Personally, I began working with Elasticsearch two years ago. The company I work for, BA Insight, a partner of Elastic, bet on Elasticsearch one year ago and incorporated it into all of our products. We’ve been wonderfully pleased with the power of what you can do with it, and in this blog, I’ll discuss how we’ve combined Elasticsearch with SharePoint for the enterprise search use case.
Combining Elasticsearch with SharePoint
Elasticsearch developers may not be too familiar with SharePoint, but it’s ubiquitous. More than 200,000 organizations use SharePoint today, often as their UI of choice for employee-facing applications, because it is easy for administrators and end users to tailor. BA Insight has been working in the SharePoint ecosystem for 10 years, and has a very tight relationship with Microsoft, so it’s home base for us. When we started working with Elasticsearch we focused first on making a great solution for enterprise search with Elasticsearch as the underlying search engine and SharePoint as the UI.
Example application: Fund Management Portal
This screenshot is an example of a typical application, designed for investment managers at financial services companies. We’re told by these users that it has become the first thing people check at the beginning of the day, and something they use constantly throughout the day. We’ve set up specific search screens for these financial analysts that encapsulates areas of interest and includes search tabs and embedded Kibana visualizations to drill down into fund performance. It includes:
- Personalized dashboard for each user with current activity (my deals, my investments, my regional news), related things that could help me (knowledge in my area of expertise, knowledge related to my deals, potential experts for my deals), and related things I might help others with (deals in the same sector as my deals, deals in my area of expertise). Each of these is just a content-by-search web part, which fires a query when the page is loaded.
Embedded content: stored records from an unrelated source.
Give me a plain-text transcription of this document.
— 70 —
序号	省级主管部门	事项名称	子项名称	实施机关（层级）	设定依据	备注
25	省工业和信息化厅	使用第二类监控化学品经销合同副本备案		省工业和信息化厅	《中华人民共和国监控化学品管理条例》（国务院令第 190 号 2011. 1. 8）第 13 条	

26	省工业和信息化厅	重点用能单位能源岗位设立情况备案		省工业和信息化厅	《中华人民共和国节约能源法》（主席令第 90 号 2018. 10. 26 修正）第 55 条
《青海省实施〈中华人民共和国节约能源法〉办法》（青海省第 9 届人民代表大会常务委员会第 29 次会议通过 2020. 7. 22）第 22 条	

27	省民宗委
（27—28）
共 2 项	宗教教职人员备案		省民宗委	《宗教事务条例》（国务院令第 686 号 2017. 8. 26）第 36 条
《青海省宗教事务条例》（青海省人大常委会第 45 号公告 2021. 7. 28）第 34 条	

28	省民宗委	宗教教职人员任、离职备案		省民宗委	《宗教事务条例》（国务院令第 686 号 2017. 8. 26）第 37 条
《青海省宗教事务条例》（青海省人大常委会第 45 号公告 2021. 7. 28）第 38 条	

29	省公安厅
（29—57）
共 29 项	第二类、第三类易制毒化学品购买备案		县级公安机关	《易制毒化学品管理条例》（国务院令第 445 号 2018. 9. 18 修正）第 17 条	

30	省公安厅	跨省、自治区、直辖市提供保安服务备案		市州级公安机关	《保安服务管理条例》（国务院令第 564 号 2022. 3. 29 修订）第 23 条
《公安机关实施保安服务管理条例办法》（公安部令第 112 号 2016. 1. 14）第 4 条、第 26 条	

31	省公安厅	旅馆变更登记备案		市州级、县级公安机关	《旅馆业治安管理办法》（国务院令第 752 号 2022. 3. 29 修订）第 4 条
We’ve made it contextual through logic based on the user profile that shapes the query.
- Content from a variety of different systems that surfaces in different views (search everything, search knowledge, search people, search news). This is made possible by connectors we’ve built into the Elasticsearch index, and each view results in a different SharePoint result source (you can add a new one in three clicks). We’re up to 55 pre-built connectors for Elasticsearch.
- Investment Analysis center that uses Kibana visualizations along with BA Insight’s Visual Refiners product for exploration of funds, trends, etc.
Elasticsearch vs. SharePoint’s built-in search
We’ve traditionally worked with the search engine included with SharePoint, and still do a lot with it. However, there are several things that we do now that we couldn’t do before we started using Elasticsearch. Most notably:
- Real-time indexing has been a huge benefit to our customers. In other enterprise search engines, the latency on the content side is measured in minutes, and therefore making financial transactions searchable has been a nightmare. Elasticsearch’s real-time indexing has provided immense value in a number of verticals, but it’s especially popular in financial services.
- GeoSearch — searching and presenting things in 2D and 3D spaces — is something that our oil and gas customers are very interested in. This is not available natively with SharePoint, but it’s a very strong capability in Elasticsearch.
- Complex Queries — such as regular expression queries — and pipeline aggregations are particularly valuable for research and logistics applications. Our customers here do very complex searches for specific patents, part numbers, chemicals, proteins, genomes, etc. Many of these just weren’t possible before using Elasticsearch.
What does the future look like?
This is an exciting time. Elastic is growing incredibly fast as a company, and SharePoint is also in a huge resurgence with lots of new releases, so we are sort of holding on to a rocket ship with each hand. I’m particularly excited about:
- X-Pack - We use X-Pack with our customers as a value-added capability. For example, our customers can set alerts with Watcher, get information about when reports are ready, and get periodically scheduled updates. We’ve also been able to make our software leverage X-Pack without always requiring it.
- Graph – Elastic’s new Graph API (which is part of X-Pack) is very powerful, and it’s a good match for our text analytics capabilities, like entity extraction and relationship extraction. We already work with Microsoft’s Office Graph, but that is in many ways a sealed ‘black box’. Elasticsearch is the opposite – completely open and transparent, so we can build cool things with it quickly.
- Community – we are a relative newcomer to the Elasticsearch community. SharePoint also has a vibrant community, but the intersection is small – which I think is an opportunity to cross-pollinate. As we get more involved with the Elasticsearch community, we’re looking for ways to contribute and are open to all suggestions.
- Multi-platform – we’re starting to see more folks who are really interested in pre-built connectors, document preview, and some of our other products, but who are not using SharePoint, SQL, or Windows at all. They’re asking us to remove dependencies so that they can use our products in different environments. New territory for us, but not rocket science, so we’ve started down that path. I’d love to hear from folks about their needs and experiences around this.
We have also got some cool applications, and interesting case studies in the pipeline. And of course in the near term, we are excited about helping customers adopt and succeed with our products, and with Elasticsearch.